Literally all I deal with are human problems.

My point is Rust doesn't help with these at all, however clever you get. It is no different to C, but C will give you a superset of vulnerabilities on top of that.

Fundamentally Rust solves no problems I have. Because the problems that matter are human ones. We are too obsessed with the microscopic problems of programming languages and type systems and not concentrating on making quality software which is far more than just "Rust makes all my problems go away" because it doesn't. It kills a small class of problems which aren't relevant to a lot of domains.

(incidentally the problems above are implemented in a subset of c++)


> So for example today I dealt with a synchronization issue. This turned out to not be a code bug but a human misunderstanding of a protocol specification saga, which was not possible to code into a type system of any sort.

Maybe not in a reasonable language no, but there are advances in type systems that are making ever larger classes of behaviours encodable into types. For example, algebraic effects (can this function throw, call a remote service etc)

https://koka-lang.github.io/koka/doc/index.html

linear types (this method must be called only once etc)

https://ghc.gitlab.haskell.org/ghc/doc/users_guide/exts/line...

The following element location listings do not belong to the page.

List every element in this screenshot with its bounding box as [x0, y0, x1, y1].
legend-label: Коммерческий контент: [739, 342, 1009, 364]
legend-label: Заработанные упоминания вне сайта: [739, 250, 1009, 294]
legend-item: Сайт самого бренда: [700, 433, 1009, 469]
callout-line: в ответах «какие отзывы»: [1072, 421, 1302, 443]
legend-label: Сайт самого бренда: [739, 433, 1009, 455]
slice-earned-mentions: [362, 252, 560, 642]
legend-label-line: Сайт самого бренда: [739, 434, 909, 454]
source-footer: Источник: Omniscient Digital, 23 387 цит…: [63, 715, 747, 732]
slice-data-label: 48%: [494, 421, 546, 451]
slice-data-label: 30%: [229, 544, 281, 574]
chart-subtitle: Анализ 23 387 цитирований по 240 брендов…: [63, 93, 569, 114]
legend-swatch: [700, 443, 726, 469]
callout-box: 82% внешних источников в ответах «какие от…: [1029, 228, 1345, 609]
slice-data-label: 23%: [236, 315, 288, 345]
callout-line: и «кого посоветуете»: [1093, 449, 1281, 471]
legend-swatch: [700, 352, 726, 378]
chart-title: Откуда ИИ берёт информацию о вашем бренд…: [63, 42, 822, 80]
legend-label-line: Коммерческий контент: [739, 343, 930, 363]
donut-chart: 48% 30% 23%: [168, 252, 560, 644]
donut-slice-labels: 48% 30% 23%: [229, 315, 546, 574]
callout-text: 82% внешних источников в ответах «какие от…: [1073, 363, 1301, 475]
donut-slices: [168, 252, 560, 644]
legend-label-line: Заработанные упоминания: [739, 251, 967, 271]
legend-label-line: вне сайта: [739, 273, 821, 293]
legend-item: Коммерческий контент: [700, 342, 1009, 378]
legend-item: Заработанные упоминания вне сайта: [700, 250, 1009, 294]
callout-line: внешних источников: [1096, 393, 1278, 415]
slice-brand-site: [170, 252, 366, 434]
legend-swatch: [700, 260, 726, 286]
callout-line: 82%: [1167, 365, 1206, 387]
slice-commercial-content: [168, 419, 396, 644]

dependent typing (f(1) returning a different type from f(2), verifiable at compile time),

https://fstar-lang.org/index.html

Some of these features will eventually make it to “normal” PL. For example, Scala now has dependent types,

https://dotty.epfl.ch/docs/reference/new-types/match-types.h...

and Java can support linear type checking,

https://checkerframework.org/manual/#must-call-checker


> None of those things feature in any problem I deal with on a daily basis, whatever language I use.'

I run into those things nearly daily, so... ok then.


Do not feel bad friend, It's not you.. there is definitely inconsistencies here. Maybe they work on absolutely pristine perfect codebases.